Veränderungen
von Elaine, über Ungewollte Kinderlosigkeit, Heilsam, Hoffnung, Trauer
Manche Veränderungen kommen unmerklich. Wenn sie einem dann bewusst werden, ist man verblüfft.
Zwei Jahre lang habe ich mich mit dem Thema Trauer auseinandergesetzt, weil ich mehr darüber erfahren wollte. Mir war sehr bewusst, dass ich davon keine Ahnung hatte. Die Trauer ist nicht nur in der Kinderlosigkeit ein Tabuthema, sondern auch sonst! Zumindest, wenn die dafür von der Gesellschaft vorgesehene Zeit abgelaufen ist.
Vor ein paar Wochen zeigte das Schweizer Fernsehen diesen Dokumentarfilm über eine Familie, die ihre Mutter verloren hatte. Ich sagte zu meinem Mann: Den müssen wir uns unbedingt ansehen! Alles, was solche Tabus bricht, finde ich gut. Leider klappte es an dem Tag nicht. Später, als wir Zeit hatten, merkte ich, dass sich in mir Widerstand regte. Ich wollte den Film gar nicht mehr sehen. Warum?

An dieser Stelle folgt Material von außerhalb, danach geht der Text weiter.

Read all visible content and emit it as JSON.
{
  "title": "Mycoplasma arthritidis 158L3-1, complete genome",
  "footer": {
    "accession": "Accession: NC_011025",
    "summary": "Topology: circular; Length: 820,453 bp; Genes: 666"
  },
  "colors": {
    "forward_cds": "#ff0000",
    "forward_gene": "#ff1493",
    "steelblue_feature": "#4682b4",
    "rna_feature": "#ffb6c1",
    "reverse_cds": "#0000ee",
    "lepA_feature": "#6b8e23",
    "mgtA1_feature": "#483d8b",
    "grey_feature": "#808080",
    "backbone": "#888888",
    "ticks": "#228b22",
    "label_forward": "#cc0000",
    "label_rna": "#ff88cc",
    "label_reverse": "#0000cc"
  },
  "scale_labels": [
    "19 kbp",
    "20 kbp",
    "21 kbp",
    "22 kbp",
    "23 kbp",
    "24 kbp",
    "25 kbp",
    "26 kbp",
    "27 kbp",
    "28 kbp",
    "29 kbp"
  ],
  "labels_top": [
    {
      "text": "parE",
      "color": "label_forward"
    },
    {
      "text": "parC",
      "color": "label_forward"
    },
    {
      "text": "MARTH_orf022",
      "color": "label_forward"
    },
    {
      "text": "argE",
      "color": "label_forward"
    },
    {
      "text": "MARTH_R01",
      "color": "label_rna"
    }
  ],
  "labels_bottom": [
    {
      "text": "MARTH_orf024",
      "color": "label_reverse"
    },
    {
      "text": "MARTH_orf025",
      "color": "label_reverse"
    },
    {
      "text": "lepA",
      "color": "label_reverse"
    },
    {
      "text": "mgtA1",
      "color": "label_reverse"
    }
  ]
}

Die Antwort ist vermutlich, dass die Trauer - zumindest in ihrer akuten Phase - inzwischen hinter mir liegt. Klar, kleinere Wellen können immer noch auftreten. Ich habe das Thema nicht ein für alle Mal abgehakt. Aber das letzte Mal, als mir die Tränen kamen, hatte das überhaupt nichts mehr mit meiner Kinderlosigkeit zu tun. Da ging es um völlig anderes. In dem Moment merkte ich, dass ich eigentlich schon länger nicht mehr geweint hatte. Eine erstaunliche Erkenntnis, hatte ich doch phasenweise den Eindruck gehabt, in meinem eigenen Tränenmeer buchstäblich zu ertrinken. Heute mag ich mich nicht mehr aktiv mit einem Thema auseinandersetzen, das scheinbar hinter mir liegt. Oder über das ich inzwischen für meine Bedürfnisse wohl auch genug weiss. Daran habe ich phasenweise genug gearbeitet. Ich habe Lust auf Fröhliches. Lustiges. Schönes. Oder einfach auf andere Themen. Ich setze mich lieber mit Neuem auseinander, und witzigerweise wird genau das inzwischen an mich herangetragen, ohne dass ich mich dafür anstrengen muss. Vielleicht, weil ich jetzt bereit bin dafür? Ich lerne neue Leute kennen. Spannende Persönlichkeiten, starke Frauen. Und es besteht gar die Möglichkeit, demnächst eine wunderhübsche Wohnung von einer Bekannten übernehmen zu können. Tatsächlich wurden uns in den letzten Wochen mehrere Wohnungen angeboten - einfach so, ohne dass wir danach gesucht hätten! Noch ist allerdings nichts entschieden. Ihr seht jedoch: das alles richtet sich mehr nach aussen und nach vorne als nach innen, wie in der Trauer.
Veränderungen. Eigentlich sind sie etwas Gutes. Sie können auch anstrengen, aber es fühlt sich gleichzeitig so… gesund an. Stillstand ist schwieriger. Zumindest auf längere Sicht. Oder nicht?